Maryland’s Secretary of Health Robert R. Neall is set to retire effective December 1. Secretary Neall has been a part of the Governor’s administration since he took office, serving on the Governor’s transition team and as director and senior adviser for the Governor’s Office of Transformation and Renewal before assuming his role at the Department of Health in 2018.
An article in Maryland Matters provides comments from some of his colleagues.
“He’s highly respected in the General Assembly [by] both Democrats [and] Republicans,” said Sen. Brian J. Feldman (D-Montgomery), vice chairman of the Finance Committee, which sets health care policy.
“I love him as a person who is totally devoted to the State of Maryland,” Senate President Emeritus Thomas V. Mike Miller Jr. (D-Calvert) told Maryland Matters Wednesday. “He understands its history, its economics. He knows where the state needs to be in terms of the environment.”
“Phenomenal,” said lobbyist and Maryland Board of Elections Vice Chairman Patrick “P.J.” Hogan, a former Senate colleague. “He’s done it all.”
The article also highlights his career in public service.

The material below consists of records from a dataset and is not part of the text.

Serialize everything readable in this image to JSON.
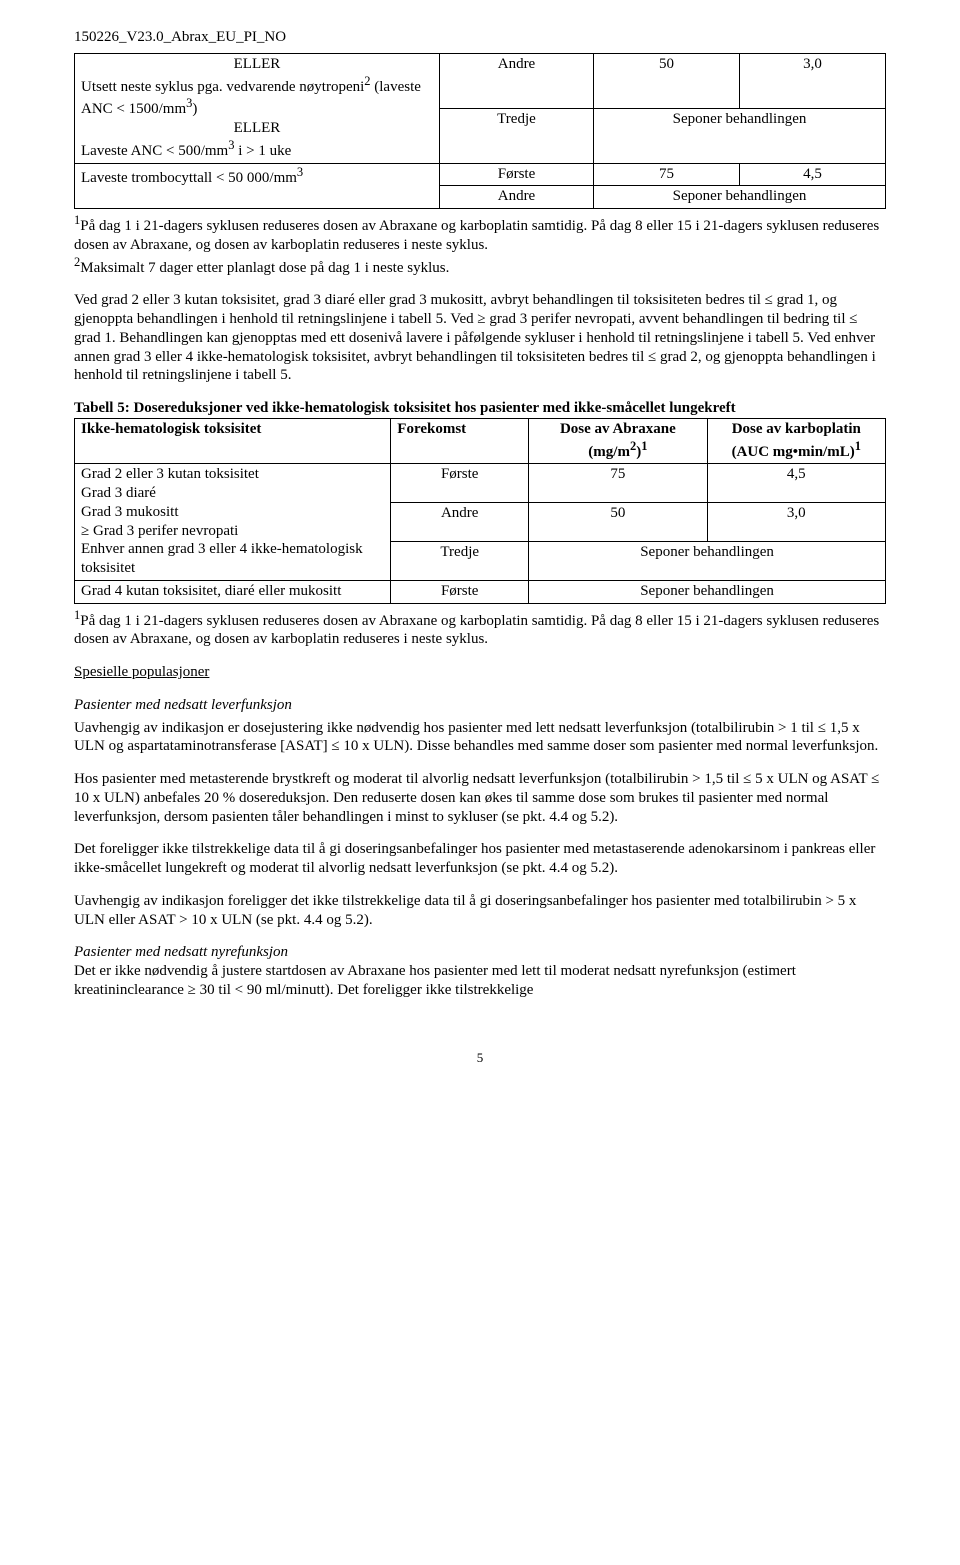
{
  "header": {
    "code": "150226_V23.0_Abrax_EU_PI_NO"
  },
  "table1": {
    "left_row1": "ELLER",
    "left_row1b": "Utsett neste syklus pga. vedvarende nøytropeni",
    "left_row1c": " (laveste ANC < 1500/mm",
    "left_row1d": ")",
    "left_row2": "ELLER",
    "left_row3a": "Laveste ANC < 500/mm",
    "left_row3b": " i > 1 uke",
    "r1c1": "Andre",
    "r1c2": "50",
    "r1c3": "3,0",
    "r2c1": "Tredje",
    "r2c23": "Seponer behandlingen",
    "left2": "Laveste trombocyttall < 50 000/mm",
    "r3c1": "Første",
    "r3c2": "75",
    "r3c3": "4,5",
    "r4c1": "Andre",
    "r4c23": "Seponer behandlingen"
  },
  "footnote1": {
    "text_a": "På dag 1 i 21-dagers syklusen reduseres dosen av Abraxane og karboplatin samtidig. På dag 8 eller 15 i 21-dagers syklusen reduseres dosen av Abraxane, og dosen av karboplatin reduseres i neste syklus. ",
    "text_b": "Maksimalt 7 dager etter planlagt dose på dag 1 i neste syklus."
  },
  "para1": "Ved grad 2 eller 3 kutan toksisitet, grad 3 diaré eller grad 3 mukositt, avbryt behandlingen til toksisiteten bedres til ≤ grad 1, og gjenoppta behandlingen i henhold til retningslinjene i tabell 5. Ved ≥ grad 3 perifer nevropati, avvent behandlingen til bedring til ≤ grad 1. Behandlingen kan gjenopptas med ett dosenivå lavere i påfølgende sykluser i henhold til retningslinjene i tabell 5. Ved enhver annen grad 3 eller 4 ikke-hematologisk toksisitet, avbryt behandlingen til toksisiteten bedres til ≤ grad 2, og gjenoppta behandlingen i henhold til retningslinjene i tabell 5.",
  "table2": {
    "title": "Tabell 5: Dosereduksjoner ved ikke-hematologisk toksisitet hos pasienter med ikke-småcellet lungekreft",
    "h1": "Ikke-hematologisk toksisitet",
    "h2": "Forekomst",
    "h3a": "Dose av Abraxane (mg/m",
    "h3b": ")",
    "h4a": "Dose av karboplatin (AUC mg•min/mL)",
    "left1_l1": "Grad 2 eller 3 kutan toksisitet",
    "left1_l2": "Grad 3 diaré",
    "left1_l3": "Grad 3 mukositt",
    "left1_l4": "≥ Grad 3 perifer nevropati",
    "left1_l5": "Enhver annen grad 3 eller 4 ikke-hematologisk toksisitet",
    "r1c1": "Første",
    "r1c2": "75",
    "r1c3": "4,5",
    "r2c1": "Andre",
    "r2c2": "50",
    "r2c3": "3,0",
    "r3c1": "Tredje",
    "r3c23": "Seponer behandlingen",
    "left2": "Grad 4 kutan toksisitet, diaré eller mukositt",
    "r4c1": "Første",
    "r4c23": "Seponer behandlingen"
  },
  "footnote2": "På dag 1 i 21-dagers syklusen reduseres dosen av Abraxane og karboplatin samtidig. På dag 8 eller 15 i 21-dagers syklusen reduseres dosen av Abraxane, og dosen av karboplatin reduseres i neste syklus.",
  "sections": {
    "spesielle": "Spesielle populasjoner",
    "lever_title": "Pasienter med nedsatt leverfunksjon",
    "lever_p1": "Uavhengig av indikasjon er dosejustering ikke nødvendig hos pasienter med lett nedsatt leverfunksjon (totalbilirubin > 1 til ≤ 1,5 x ULN og aspartataminotransferase [ASAT] ≤ 10 x ULN). Disse behandles med samme doser som pasienter med normal leverfunksjon.",
    "lever_p2": "Hos pasienter med metasterende brystkreft og moderat til alvorlig nedsatt leverfunksjon (totalbilirubin > 1,5 til ≤ 5 x ULN og ASAT ≤ 10 x ULN) anbefales 20 % dosereduksjon. Den reduserte dosen kan økes til samme dose som brukes til pasienter med normal leverfunksjon, dersom pasienten tåler behandlingen i minst to sykluser (se pkt. 4.4 og 5.2).",
    "lever_p3": "Det foreligger ikke tilstrekkelige data til å gi doseringsanbefalinger hos pasienter med metastaserende adenokarsinom i pankreas eller ikke-småcellet lungekreft og moderat til alvorlig nedsatt leverfunksjon (se pkt. 4.4 og 5.2).",
    "lever_p4": "Uavhengig av indikasjon foreligger det ikke tilstrekkelige data til å gi doseringsanbefalinger hos pasienter med totalbilirubin > 5 x ULN eller ASAT > 10 x ULN (se pkt. 4.4 og 5.2).",
    "nyre_title": "Pasienter med nedsatt nyrefunksjon",
    "nyre_p1": "Det er ikke nødvendig å justere startdosen av Abraxane hos pasienter med lett til moderat nedsatt nyrefunksjon (estimert kreatininclearance ≥ 30 til < 90 ml/minutt). Det foreligger ikke tilstrekkelige"
  },
  "pagenum": "5"
}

Neall began his decades-long tenure in Maryland politics as the legislative assistant to state Senate Minority Leader Edward J. Mason (R-Allegany) from 1972 to 1974 — before he was elected to the state House of Delegates from Anne Arundel County, where he served from 1975 to 1987.
In 1986, Neall ran unsuccessfully for Congress, losing to then-Rep. Tom McMillen (D) by just 428 votes. Then he served as a member of the Maryland Transportation Authority and chair of the Maryland Commission on Drug and Alcohol Abuse immediately after that.
In 1990, Neall was elected Anne Arundel County Executive and served for one term. In 1996, he was appointed to the state Senate following the death of Sen. Jack Cade (R-Anne Arundel).
Neall, the former House minority leader, went from red to blue at the turn of the century, switching parties and becoming a Democrat in 2000.
…Neall left the Senate in 2003, after losing reelection to a conservative Republican. He flipped his party affiliation back to the GOP in 2006.
Between 2005 and 2014, Neall served as a member of the Spending Affordability Committee and the Video Lottery Facility Location Commission. He also chaired the State Higher Education Labor Relations Board, the Task Force to Study Implementing a Civil Rights to Counsel in Maryland and the Governor’s Salary Commission.
Neall has been a member of the University System of Maryland’s Board of Regents since 2015 and served on the Maryland Historical Trust’s Board of Trustees since 2016. Along the way, he has worked in the private sector, as an executive at the Johns Hopkins Health System.